One problem suffered by national practices is the high running costs of operating out of several offices, particularly the spend on premises and management. This analysis appears to be borne out by the value per lawyer (VPL) figures. This calculation aims to analyse a firm's efficiency by calculating how many lawyers are needed to generate $10m (£5.7m) in partner remuneration.
International giant B&M, which despite its global presence is included in our analysis because of its large US coverage, proved to be one of the worst offenders in 2004, with 74 lawyers being required to generate $10m in partner remuneration. This compares with 20 lawyers at Gibson Dunn, which again recorded the best results of all the national firms surveyed.
Coudert Brothers was the only firm in the whole of the top 100 with worse results than B&M. Figures recorded prior to the firm's recent problems with its international network found Coudert requiring 91 lawyers to generate $10m in partner remuneration.
Meanwhile, the New York firms again proved their dominance by taking seven of the top 10 spots based on VPL, including the leading five rankings. Wachtell was the best performer, with only seven lawyers required to generate $10m in partner remuneration.
However, despite such poor results in VPL and PEP compared with the Manhattan elite, most of the nationals fared well in terms of gross revenue. Brian Cave and Coudert were the only nationals analysed to have seen a drop in overall revenues since 2003.
Bingham McCutchen reported steady figures, with a 12 per cent rise in gross revenue to $565.5m (£321.1m) as part of its first full-year set of figures since the tie-up of Bingham Dana and McCutchen Doyle Brown & Enersen in 2002, and the subsequent takeover of Riordan & McKenzie in 2003, all of which formed the national practice.
Bingham chairman Jay Zimmerman attributed the positive growth to the strong performance of the regulatory and financial restructuring practices.
The recent rush of consolidation within the US legal market also affected the results of Piper Rudnick, which managed to increase its PEP by 23 per cent to $900,000 (£511,000) in 2004. This can largely be attributed to the firm's stunning 18 per cent reduction in equity partners in the lead-up to its merger with Gray Cary Ware & Freidenrich and DLA, which went live in January.
Piper Rudnick and Gray Cary's combined revenue this year is expected to exceed $800m (£454.2m) without even taking into account the tie-up with DLA.
Meanwhile, the year's other key merger between Kirkpatrick & Lockhart and London's Nicholson Graham & Jones is expected to see their combined revenue reach $420m (£238.4m).

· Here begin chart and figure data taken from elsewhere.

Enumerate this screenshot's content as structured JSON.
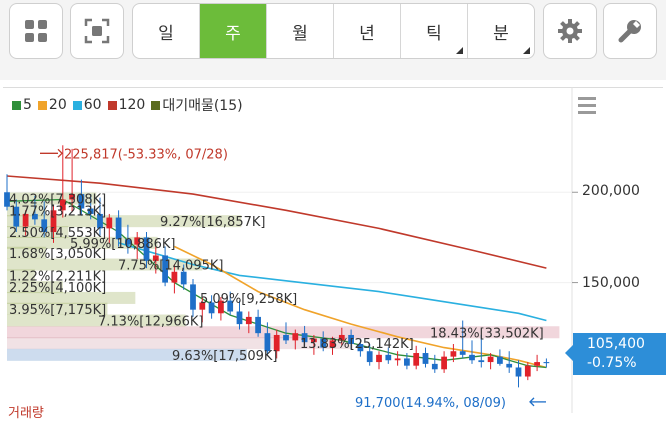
{
  "toolbar": {
    "periods": [
      {
        "label": "일",
        "active": false,
        "has_submenu": false
      },
      {
        "label": "주",
        "active": true,
        "has_submenu": false
      },
      {
        "label": "월",
        "active": false,
        "has_submenu": false
      },
      {
        "label": "년",
        "active": false,
        "has_submenu": false
      },
      {
        "label": "틱",
        "active": false,
        "has_submenu": true
      },
      {
        "label": "분",
        "active": false,
        "has_submenu": true
      }
    ],
    "icons": [
      "grid-icon",
      "fullscreen-icon",
      "gear-icon",
      "wrench-icon"
    ],
    "accent_color": "#6cbc3a"
  },
  "legend": [
    {
      "label": "5",
      "color": "#2f8f3a"
    },
    {
      "label": "20",
      "color": "#f0a32a"
    },
    {
      "label": "60",
      "color": "#2ab0e0"
    },
    {
      "label": "120",
      "color": "#c0392b"
    },
    {
      "label": "대기매물(15)",
      "color": "#5a6b1e"
    }
  ],
  "annotations": {
    "high": "225,817(-53.33%, 07/28)",
    "low": "91,700(14.94%, 08/09)"
  },
  "current_price": {
    "value": "105,400",
    "change": "-0.75%",
    "color": "#2d8ed8"
  },
  "bottom_label": "거래량",
  "chart_data": {
    "type": "candlestick",
    "y_axis": {
      "ticks": [
        200000,
        150000
      ],
      "tick_labels": [
        "200,000",
        "150,000"
      ],
      "range": [
        85000,
        240000
      ]
    },
    "x_count": 60,
    "moving_averages": [
      {
        "name": "120",
        "color": "#c0392b",
        "points": [
          [
            0,
            209000
          ],
          [
            10,
            205000
          ],
          [
            20,
            199000
          ],
          [
            30,
            190000
          ],
          [
            40,
            180000
          ],
          [
            50,
            168000
          ],
          [
            58,
            158000
          ]
        ]
      },
      {
        "name": "60",
        "color": "#2ab0e0",
        "points": [
          [
            12,
            172000
          ],
          [
            20,
            160000
          ],
          [
            25,
            154000
          ],
          [
            30,
            151000
          ],
          [
            35,
            148000
          ],
          [
            40,
            145000
          ],
          [
            45,
            141000
          ],
          [
            50,
            137000
          ],
          [
            55,
            133000
          ],
          [
            58,
            129000
          ]
        ]
      },
      {
        "name": "20",
        "color": "#f0a32a",
        "points": [
          [
            18,
            170000
          ],
          [
            22,
            160000
          ],
          [
            27,
            145000
          ],
          [
            32,
            135000
          ],
          [
            37,
            127000
          ],
          [
            42,
            120000
          ],
          [
            47,
            114000
          ],
          [
            52,
            110000
          ],
          [
            55,
            107000
          ],
          [
            58,
            103000
          ]
        ]
      },
      {
        "name": "5",
        "color": "#2f8f3a",
        "points": [
          [
            0,
            195000
          ],
          [
            6,
            196000
          ],
          [
            12,
            178000
          ],
          [
            18,
            150000
          ],
          [
            24,
            132000
          ],
          [
            30,
            122000
          ],
          [
            36,
            118000
          ],
          [
            42,
            110000
          ],
          [
            47,
            107000
          ],
          [
            52,
            110000
          ],
          [
            56,
            104000
          ],
          [
            58,
            103000
          ]
        ]
      }
    ],
    "candles": [
      [
        0,
        200000,
        210000,
        190000,
        192000
      ],
      [
        1,
        192000,
        196000,
        178000,
        181000
      ],
      [
        2,
        181000,
        190000,
        176000,
        188000
      ],
      [
        3,
        188000,
        198000,
        182000,
        185000
      ],
      [
        4,
        185000,
        195000,
        175000,
        178000
      ],
      [
        5,
        178000,
        193000,
        172000,
        190000
      ],
      [
        6,
        190000,
        226000,
        186000,
        196000
      ],
      [
        7,
        196000,
        224000,
        189000,
        199000
      ],
      [
        8,
        199000,
        207000,
        187000,
        191000
      ],
      [
        9,
        191000,
        199000,
        185000,
        188000
      ],
      [
        10,
        188000,
        197000,
        176000,
        180000
      ],
      [
        11,
        180000,
        188000,
        172000,
        186000
      ],
      [
        12,
        186000,
        190000,
        170000,
        174000
      ],
      [
        13,
        174000,
        182000,
        166000,
        171000
      ],
      [
        14,
        171000,
        178000,
        163000,
        175000
      ],
      [
        15,
        175000,
        178000,
        158000,
        162000
      ],
      [
        16,
        162000,
        170000,
        155000,
        165000
      ],
      [
        17,
        165000,
        170000,
        148000,
        150000
      ],
      [
        18,
        150000,
        160000,
        144000,
        156000
      ],
      [
        19,
        156000,
        160000,
        146000,
        149000
      ],
      [
        20,
        149000,
        152000,
        131000,
        135000
      ],
      [
        21,
        135000,
        142000,
        128000,
        139000
      ],
      [
        22,
        139000,
        143000,
        130000,
        133000
      ],
      [
        23,
        133000,
        142000,
        129000,
        140000
      ],
      [
        24,
        140000,
        145000,
        132000,
        134000
      ],
      [
        25,
        134000,
        140000,
        124000,
        127000
      ],
      [
        26,
        127000,
        134000,
        122000,
        131000
      ],
      [
        27,
        131000,
        135000,
        120000,
        122000
      ],
      [
        28,
        122000,
        128000,
        110000,
        112000
      ],
      [
        29,
        112000,
        124000,
        108000,
        121000
      ],
      [
        30,
        121000,
        128000,
        116000,
        118000
      ],
      [
        31,
        118000,
        124000,
        113000,
        122000
      ],
      [
        32,
        122000,
        126000,
        115000,
        117000
      ],
      [
        33,
        117000,
        121000,
        110000,
        119000
      ],
      [
        34,
        119000,
        123000,
        112000,
        114000
      ],
      [
        35,
        114000,
        120000,
        110000,
        118000
      ],
      [
        36,
        118000,
        125000,
        115000,
        121000
      ],
      [
        37,
        121000,
        124000,
        113000,
        116000
      ],
      [
        38,
        116000,
        119000,
        109000,
        112000
      ],
      [
        39,
        112000,
        116000,
        104000,
        106000
      ],
      [
        40,
        106000,
        112000,
        102000,
        110000
      ],
      [
        41,
        110000,
        114000,
        105000,
        107000
      ],
      [
        42,
        107000,
        112000,
        104000,
        108000
      ],
      [
        43,
        108000,
        111000,
        102000,
        104000
      ],
      [
        44,
        104000,
        115000,
        102000,
        111000
      ],
      [
        45,
        111000,
        114000,
        103000,
        105000
      ],
      [
        46,
        105000,
        110000,
        100000,
        102000
      ],
      [
        47,
        102000,
        112000,
        100000,
        109000
      ],
      [
        48,
        109000,
        116000,
        106000,
        112000
      ],
      [
        49,
        112000,
        129000,
        108000,
        110000
      ],
      [
        50,
        110000,
        118000,
        105000,
        107000
      ],
      [
        51,
        107000,
        121000,
        103000,
        106000
      ],
      [
        52,
        106000,
        111000,
        102000,
        109000
      ],
      [
        53,
        109000,
        113000,
        104000,
        105000
      ],
      [
        54,
        105000,
        112000,
        100000,
        103000
      ],
      [
        55,
        103000,
        107000,
        92000,
        98000
      ],
      [
        56,
        98000,
        106000,
        96000,
        104000
      ],
      [
        57,
        104000,
        110000,
        101000,
        106000
      ],
      [
        58,
        106000,
        108000,
        103000,
        105400
      ]
    ],
    "volume_profile": [
      {
        "label": "4.02%[7,308K]",
        "price": 196500,
        "width": 0.16
      },
      {
        "label": "1.77%[3,213K]",
        "price": 190000,
        "width": 0.07
      },
      {
        "label": "9.27%[16,857K]",
        "price": 184000,
        "width": 0.42
      },
      {
        "label": "2.50%[4,553K]",
        "price": 178000,
        "width": 0.11
      },
      {
        "label": "5.99%[10,886K]",
        "price": 172000,
        "width": 0.27
      },
      {
        "label": "1.68%[3,050K]",
        "price": 166500,
        "width": 0.07
      },
      {
        "label": "7.75%[14,095K]",
        "price": 160000,
        "width": 0.35
      },
      {
        "label": "1.22%[2,211K]",
        "price": 154000,
        "width": 0.05
      },
      {
        "label": "2.25%[4,100K]",
        "price": 147500,
        "width": 0.1
      },
      {
        "label": "5.09%[9,258K]",
        "price": 141500,
        "width": 0.23
      },
      {
        "label": "3.95%[7,175K]",
        "price": 135500,
        "width": 0.18
      },
      {
        "label": "7.13%[12,966K]",
        "price": 129000,
        "width": 0.32
      },
      {
        "label": "18.43%[33,502K]",
        "price": 122500,
        "width": 0.99
      },
      {
        "label": "13.83%[25,142K]",
        "price": 116500,
        "width": 0.62
      },
      {
        "label": "9.63%[17,509K]",
        "price": 110000,
        "width": 0.43
      }
    ]
  }
}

Kirkpatrick also reduced its equity partnership by
1.8 per cent in the lead-up to the merger, which went live on 1 January.
In fact, most of the nationals reduced their number of equity partners, with Morgan Lewis & Bockius increasing its partnership by 10 per cent following a string of hires, including a raid on Texan firm Jenkens & Gilchrist to staff its new Dallas office. This follows the firm's haul of the bulk of the now defunct Brobeck Phleger & Harrison in 2003.

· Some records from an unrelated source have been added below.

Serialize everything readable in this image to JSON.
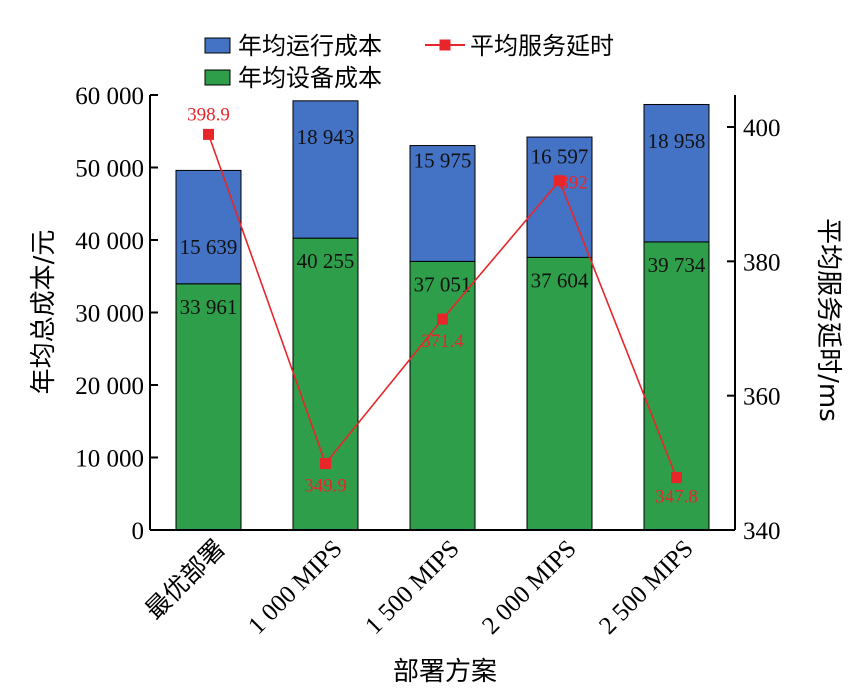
{
  "chart_data": {
    "type": "bar",
    "categories": [
      "最优部署",
      "1 000 MIPS",
      "1 500 MIPS",
      "2 000 MIPS",
      "2 500 MIPS"
    ],
    "series": [
      {
        "name": "年均设备成本",
        "values": [
          33961,
          40255,
          37051,
          37604,
          39734
        ],
        "labels": [
          "33 961",
          "40 255",
          "37 051",
          "37 604",
          "39 734"
        ],
        "color": "#2e9e4a",
        "axis": "left",
        "kind": "stacked-bar"
      },
      {
        "name": "年均运行成本",
        "values": [
          15639,
          18943,
          15975,
          16597,
          18958
        ],
        "labels": [
          "15 639",
          "18 943",
          "15 975",
          "16 597",
          "18 958"
        ],
        "color": "#4472c4",
        "axis": "left",
        "kind": "stacked-bar"
      },
      {
        "name": "平均服务延时",
        "values": [
          398.9,
          349.9,
          371.4,
          392,
          347.8
        ],
        "labels": [
          "398.9",
          "349.9",
          "371.4",
          "392",
          "347.8"
        ],
        "color": "#e8262a",
        "axis": "right",
        "kind": "line"
      }
    ],
    "xlabel": "部署方案",
    "ylabel": "年均总成本/元",
    "y2label": "平均服务延时/ms",
    "ylim": [
      0,
      60000
    ],
    "y2lim": [
      340,
      405
    ],
    "yticks": [
      0,
      10000,
      20000,
      30000,
      40000,
      50000,
      60000
    ],
    "ytick_labels": [
      "0",
      "10 000",
      "20 000",
      "30 000",
      "40 000",
      "50 000",
      "60 000"
    ],
    "y2ticks": [
      340,
      360,
      380,
      400
    ],
    "y2tick_labels": [
      "340",
      "360",
      "380",
      "400"
    ],
    "legend": {
      "placement": "top",
      "order": [
        "年均运行成本",
        "平均服务延时",
        "年均设备成本"
      ]
    },
    "grid": false
  }
}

US IP specialist Fish & Richardson continued its rise up the US league tables based on gross revenue last year, climbing eight spots after reporting a revenue of $224.5m (£127.5m).
The little-known national firm only first hit the headlines last year when it entered The AmLaw 100 table at 95th place after recording an impressive 18.7 per cent rise in headcount and a 20.1 per cent rise in revenue to $197.5m (£112.1m) in 2003.
It continued its rise up the rankings last year to reach 85th place after recording a further 13.7 per cent increase in revenue to $224.5m.
The 320-lawyer firm, which has nine offices around the US, also bolstered its partnership by 9.6 per cent last year.
It has already furthered this growth strategy this year, with the hire of nine lawyers and 13 support staff from San Francisco technology specialist Heller Ehrman White & McAuliffe in February.